追究

2018年03月06日

司書・学芸員課程講演会「声を聴くこと・よく見ること-小さな短大図書館での仕事-」

司書・学芸員課程講演会「声を聴くこと・よく見ること-小さな短大図書館での仕事-」

2017年12月22日(金)長久手キャンパス ミニシアター

現役の短大図書館司書から、
仕事の厳しさ、大切なことを教えていただきました。

 愛知淑徳大学には教職や司書、学芸員をめざす学生のために「教職・司書・学芸員教育センター」があります。センターでは、これらの資格取得や採用試験対策の支援・指導に力を注いでいます。12月22日(金)におこなわれた司書・学芸員課程講演会「声を聴くこと・よく見ること-小さな短大図書館での仕事-」もその一環。現役の短大図書館司書である昭和学院短期大学図書館司書・市村美鈴さんを講師にお招きして、短大図書館での仕事内容や仕事をする上で大切にしていることをお話しいただきました。

司書・学芸員課程講演会「声を聴くこと・よく見ること-小さな短大図書館での仕事-」

司書・学芸員課程講演会「声を聴くこと・よく見ること-小さな短大図書館での仕事-」

 講演では、まず市村さんがなぜ司書をめざすようになったのか、大学時代や大学卒業後の生活を交えて紹介していただきました。大学4年生で図書館のアルバイトを1年間おこなったこと、図書館の新卒採用が見込めないことから、仕方なく保険会社に就職したこと、それでも司書の夢をあきらめきれず、1年で会社を辞め、大学図書館の短期非常勤に就いたことなど、現在の職に就くまでの経緯をリアルに語っていただきました。
 晴れて昭和学院短期大学の司書になった後の1人勤務の厳しさなども紹介されました。また所々に挟む「図書館あるある」という息抜き話も、聴衆の笑いを誘いました。図書館に虫が出るのは当たり前、ヘビやハクビシンといった動物まで来館(!?)する珍事もあるそうです。
 司書として、利用者(学生)から信頼されるために大切なこともお話しいただけました。秘訣は「学生の声をよく聴くこと」。そのためには「3W2H」として「何を(What)、誰が(Who)、いつ(When)、どのように(How)、どれくらい(How many)」を意識して、学生とコミュニケーションを取っていると言います。「3W2H」をしっかり押さえることで、学生からの要望に的確な返答ができ、その積み重ねが信頼感を醸成することにつながるそうです。また、学生をよく見ること、自分自身の表情を気にすること、図書館の仕事を客観視することなど、たくさんの要点を教えていただきました。

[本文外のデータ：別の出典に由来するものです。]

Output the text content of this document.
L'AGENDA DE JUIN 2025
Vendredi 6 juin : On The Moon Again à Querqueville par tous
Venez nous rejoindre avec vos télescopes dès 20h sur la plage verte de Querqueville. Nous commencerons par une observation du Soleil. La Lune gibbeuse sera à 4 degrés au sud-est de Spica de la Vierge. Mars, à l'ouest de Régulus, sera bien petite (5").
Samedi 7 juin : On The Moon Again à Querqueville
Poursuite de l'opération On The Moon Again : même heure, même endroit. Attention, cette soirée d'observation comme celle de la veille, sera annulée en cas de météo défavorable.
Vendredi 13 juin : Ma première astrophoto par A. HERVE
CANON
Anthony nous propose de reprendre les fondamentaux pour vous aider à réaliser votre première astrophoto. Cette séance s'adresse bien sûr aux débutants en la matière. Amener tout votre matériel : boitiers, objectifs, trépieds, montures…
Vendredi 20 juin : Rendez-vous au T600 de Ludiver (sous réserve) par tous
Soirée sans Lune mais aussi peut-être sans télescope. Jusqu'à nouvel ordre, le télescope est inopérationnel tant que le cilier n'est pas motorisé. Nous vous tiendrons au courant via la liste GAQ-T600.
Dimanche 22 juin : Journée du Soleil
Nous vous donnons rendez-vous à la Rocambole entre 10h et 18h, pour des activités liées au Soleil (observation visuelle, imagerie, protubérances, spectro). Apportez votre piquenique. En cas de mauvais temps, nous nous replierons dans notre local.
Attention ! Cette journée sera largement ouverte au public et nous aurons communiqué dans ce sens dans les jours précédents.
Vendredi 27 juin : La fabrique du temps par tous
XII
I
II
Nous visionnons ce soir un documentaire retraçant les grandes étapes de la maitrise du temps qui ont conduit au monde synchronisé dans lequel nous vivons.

司書・学芸員課程講演会「声を聴くこと・よく見ること-小さな短大図書館での仕事-」

司書・学芸員課程講演会「声を聴くこと・よく見ること-小さな短大図書館での仕事-」

 そして最後により良い司書であるために最も大切なことは「私は学生の皆さんに育てていただいている」という視点を忘れないようにすることだと主張します。「謙虚な気持ちを大切に仕事をする」という言葉には、聴衆も大きくうなずきながら耳を傾けていました。
 講演後は質疑応答がおこなわれました。聴衆からは「非常勤やアルバイトでの時給は?」、「大学時代にやっておくべきことは?」など、多くの質問が投げかけられ、市村さんはその質問にひとつずつ丁寧に回答していました。
 将来、司書をめざす学生にとって、仕事の具体的内容や知られざる裏側なども知る機会となった今回の講演会。市村さんが応援の言葉も挟みながら質問に答えている姿が印象的で、学生たちも目標に向かい、志望の意思を新たにしたことでしょう。